In Richmond, she wrote:
Scattered all over the city in many a shady nook were cozy, pleasant retreats, where wounded or sick soldiers were gladly welcomed—private hospitals presided over by ladies, sustained by their constant attention. One lady generally had direction of the affairs of one particular hospital, assisted by others whose duties lay just there, and who devoted each in turn on successive days their entire care and attention to this labor of love.
At first she assisted in a private hospital maintained by some Richmond ladies, who sent in all the food required. In a few weeks she was appointed matron-in-charge of the Second Alabama Hospital.

Soon after she began her regular duties, the sick and wounded began to pour in, and from this time forward she was constantly employed till within a few weeks of the battle of Shiloh.

After her husband's command was sent to Tennessee in 1862, she left Richmond, and for a few weeks visited her husband's relatives in Alabama.

A Confederate army surgeon, Dr. William McAllister, was establishing a field hospital at Gainesville, Alabama, to treat the wounded of the Battle of Shiloh. He put a notice in the newspaper asking for a women to serve as matron, and Fannie Beers volunteered immediately.

Dr. McAllister later wrote:
She said she desired to do something while her husband was at the front defending our Southern homes. I soon found what she lacked in age and experience was made up in patriotism, devotion to the Southern cause, constant vigilance and tenderness in nursing the Confederate sick and wounded.

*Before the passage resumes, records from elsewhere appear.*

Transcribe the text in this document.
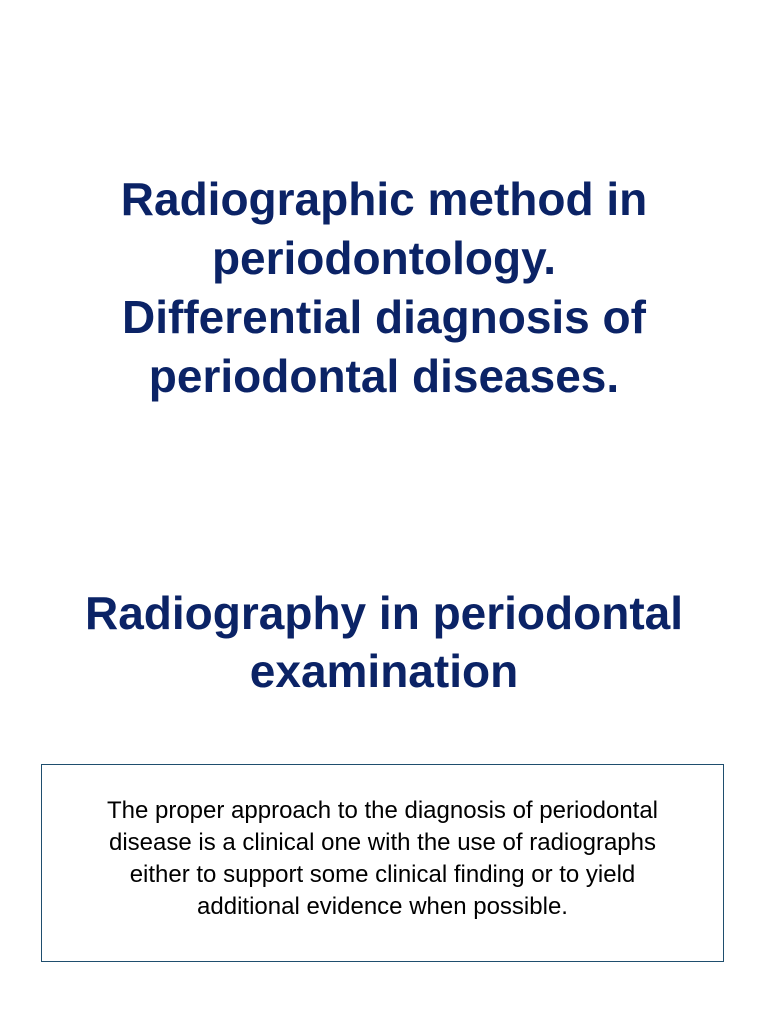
Radiographic method in
periodontology.
Differential diagnosis of
periodontal diseases.
Radiography in periodontal
examination

The proper approach to the diagnosis of periodontal
disease is a clinical one with the use of radiographs
either to support some clinical finding or to yield
additional evidence when possible.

She remained as hospital matron at Gainesville, Alabama; Ringgold, Georgia; Newnan, Georgia; and Port Valley, Georgia, embracing a period of nearly three years. She was at the time chief matron, sometimes supervising more than one thousand beds filled with sick and wounded. Through heat and cold, night and day, she was incessant in her attentions and watchfulness over the Confederate sick and wounded.
In July 1864, while at Newnan, Georgia, Fannie remained with the wounded while the surgeon and every other able-bodied man successfully defended the town from Union attack. Fannie cared for the wounded of both armies and 1000 Federal prisoners. Newnan was home to seven field hospitals.

While Atlanta was being shelled, she took boxes of provisions to her husband and his comrades in the trenches. While at Fort Valley, her courage and patriotism were put to the severest test in an epidemic of smallpox. When all who could left, she remained and nursed the Confederate soldiers.
IMAGE: Aftermath
By Martin Pate
This painting shows Civil War nurse Fannie Beers at Brown's Mill battlefield in Coweta County, Georgia during the Atlanta Campaign. The scene is described in Beers' journal, Memories.